Write rather than Translate

I said, Translation is not easy, but it can be a good alternative .
However, as @nukeador has already mentioned in Post #2 on Problems finding public domain sentences, it would be more efficient and the quality of the text would be more reliable if you create your own text rather than translate it.
Translation requires an understanding of the foreign language and the ability to edit the words properly.
For example, you can use a machine to do automatic translation and then rework the generated text into something completely different by yourself. To the point of using it as a "material", I think anyone can make a corpus of foreign languages useful.

You may not be comfortable with the idea of writing it yourself.
But, as I mentioned in Ideas for finding public domain text, it can be done by tweet, chat or email.
If you don't have that either, then it can be a description of an everyday action you're doing, a landscape. Like, "My neighbor's dog is annoying," or "I posted this on the forum but no one is liking it". Your soliloquy will help everyone.
I like those sentences, they're easy and many people will enjoy reading them.

Everyone has the secret to creating a corpus.

青空文庫Aozora Bunko

公開中作家リスト：全て - 青空文庫 (List of authors of available works)
青空文庫編青空文庫収録ファイルの取り扱い規準 (Handling Standards for Aozora Bunko Files)

In Japanese

青空文庫には、著作権切れの作品を電子化したコンテンツがあります。
青空文庫から返信を頂きましたが、「取り扱い規準」のメタ情報やクレジットの希望は、あくまで「希望・期待」である、とのことでした。
著作権の発生する規定が「思想又は感情を創作的に表現したもの」で、著作物に「創作性」が必要なことを考慮すると、青空文庫内の著作権切れ作品は、パブリックドメインのままである（＝青空文庫は著作者ではない）と私は判断しました。

収集の際には、作品がパブリックドメインであるか確認することを忘れないで下さい（青空文庫には、著作権が存続する作品もあります。註記もありますが、収集する人が必ず自分で確認して下さい）。

著作権の解釈に関して誤りがあれば、ご指摘下さい。

註：旧字（正字）・旧仮名（歴史的仮名遣、正仮名遣）は、今日日常的には用いられていないので、リストから「新字新仮名」版を探すか、収集する人が新字・新仮名（現代仮名遣）に編集して下さい。

参考 (Japanese Copyright Law)：著作権法 - e-Gov法令検索

In English

Aozora Bunko contains digital versions of out-of-copyright works.
I received a reply from Aozora Bunko, stating that the metadata and credit wishes in the "取り扱い規準 (Handling Standards)" are just "hopes and expectations".
Considering the fact that the provision that creates copyright is "思想又は感情を創作的に表現したもの (creative expression of thought or feeling)" and that works need to be "創作性 (creative)", I decided that the out-of-copyright works in Aozora Bunko remain in the public domain (i.e.
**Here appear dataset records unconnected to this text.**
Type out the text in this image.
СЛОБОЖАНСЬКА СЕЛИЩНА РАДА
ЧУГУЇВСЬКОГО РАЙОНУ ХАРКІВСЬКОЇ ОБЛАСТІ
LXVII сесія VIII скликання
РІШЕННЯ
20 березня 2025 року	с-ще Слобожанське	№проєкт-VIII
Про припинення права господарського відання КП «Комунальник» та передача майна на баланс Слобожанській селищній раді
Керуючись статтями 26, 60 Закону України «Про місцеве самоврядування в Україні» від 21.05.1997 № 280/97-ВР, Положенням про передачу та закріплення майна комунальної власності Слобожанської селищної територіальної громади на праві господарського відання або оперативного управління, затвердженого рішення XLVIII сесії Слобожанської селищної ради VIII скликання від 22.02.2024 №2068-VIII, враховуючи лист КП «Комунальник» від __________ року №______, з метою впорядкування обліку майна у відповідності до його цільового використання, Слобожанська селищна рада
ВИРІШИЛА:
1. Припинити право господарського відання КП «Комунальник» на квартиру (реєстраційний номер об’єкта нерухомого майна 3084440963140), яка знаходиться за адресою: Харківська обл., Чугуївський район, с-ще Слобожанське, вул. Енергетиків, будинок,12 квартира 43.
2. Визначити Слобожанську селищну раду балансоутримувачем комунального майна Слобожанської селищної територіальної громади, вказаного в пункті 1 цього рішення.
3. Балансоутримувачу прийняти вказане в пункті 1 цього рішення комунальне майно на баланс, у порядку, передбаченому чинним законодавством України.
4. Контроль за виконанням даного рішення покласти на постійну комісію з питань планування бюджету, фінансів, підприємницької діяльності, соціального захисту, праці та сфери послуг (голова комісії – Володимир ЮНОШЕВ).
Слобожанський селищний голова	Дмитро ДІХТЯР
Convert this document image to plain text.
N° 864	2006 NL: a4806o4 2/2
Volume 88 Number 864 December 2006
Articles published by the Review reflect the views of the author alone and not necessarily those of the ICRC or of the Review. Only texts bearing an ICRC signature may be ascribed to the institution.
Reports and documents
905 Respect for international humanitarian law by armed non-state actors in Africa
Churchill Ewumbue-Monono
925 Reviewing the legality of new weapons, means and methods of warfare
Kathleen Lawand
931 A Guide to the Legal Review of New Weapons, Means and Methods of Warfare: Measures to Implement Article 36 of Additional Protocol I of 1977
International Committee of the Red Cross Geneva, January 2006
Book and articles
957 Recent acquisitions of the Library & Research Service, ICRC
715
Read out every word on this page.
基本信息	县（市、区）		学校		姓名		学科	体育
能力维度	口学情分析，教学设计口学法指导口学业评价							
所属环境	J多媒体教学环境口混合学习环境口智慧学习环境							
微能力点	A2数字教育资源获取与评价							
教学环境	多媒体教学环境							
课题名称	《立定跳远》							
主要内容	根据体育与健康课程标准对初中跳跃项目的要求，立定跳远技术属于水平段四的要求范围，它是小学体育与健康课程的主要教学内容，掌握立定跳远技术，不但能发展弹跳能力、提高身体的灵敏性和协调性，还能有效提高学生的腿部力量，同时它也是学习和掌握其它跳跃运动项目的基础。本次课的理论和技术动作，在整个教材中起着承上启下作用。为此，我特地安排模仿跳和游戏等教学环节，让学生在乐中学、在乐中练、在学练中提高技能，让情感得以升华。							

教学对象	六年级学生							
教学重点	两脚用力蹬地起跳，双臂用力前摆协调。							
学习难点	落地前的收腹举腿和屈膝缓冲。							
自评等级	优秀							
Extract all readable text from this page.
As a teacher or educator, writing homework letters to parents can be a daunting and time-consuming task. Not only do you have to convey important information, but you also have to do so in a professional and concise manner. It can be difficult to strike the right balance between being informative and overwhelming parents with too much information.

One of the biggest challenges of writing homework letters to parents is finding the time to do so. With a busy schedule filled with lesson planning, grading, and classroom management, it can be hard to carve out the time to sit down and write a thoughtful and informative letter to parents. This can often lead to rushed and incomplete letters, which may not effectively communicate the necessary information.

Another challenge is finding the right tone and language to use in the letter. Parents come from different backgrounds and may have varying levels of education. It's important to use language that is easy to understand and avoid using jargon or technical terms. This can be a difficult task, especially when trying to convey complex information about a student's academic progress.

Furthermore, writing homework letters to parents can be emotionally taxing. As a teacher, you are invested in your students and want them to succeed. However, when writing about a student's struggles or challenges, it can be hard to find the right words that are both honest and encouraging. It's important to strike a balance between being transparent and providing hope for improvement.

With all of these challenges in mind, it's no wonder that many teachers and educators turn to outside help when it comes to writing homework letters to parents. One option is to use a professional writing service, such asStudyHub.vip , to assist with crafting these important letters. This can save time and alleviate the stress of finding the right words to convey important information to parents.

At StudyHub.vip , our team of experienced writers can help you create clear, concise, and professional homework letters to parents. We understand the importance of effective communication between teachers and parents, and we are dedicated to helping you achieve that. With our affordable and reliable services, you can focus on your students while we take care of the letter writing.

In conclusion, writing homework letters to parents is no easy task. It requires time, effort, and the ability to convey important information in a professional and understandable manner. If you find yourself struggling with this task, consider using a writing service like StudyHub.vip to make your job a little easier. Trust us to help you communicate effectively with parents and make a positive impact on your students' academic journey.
Aozora Bunko is not the author).

When collecting, don't forget to check whether the work is in the public domain (some works in the Aozora Bunko are still in the copyright. There are notes, but collectors should always check for themselves).

Please point out any errors in the interpretation of copyright.

Note: "旧字旧仮名" (Kyūjitai and Historical kana orthography) is not commonly used in Japan today, so please look for the "新字新仮名" version in the list, or edit it to Shinjitai and Modern kana usage by the collector.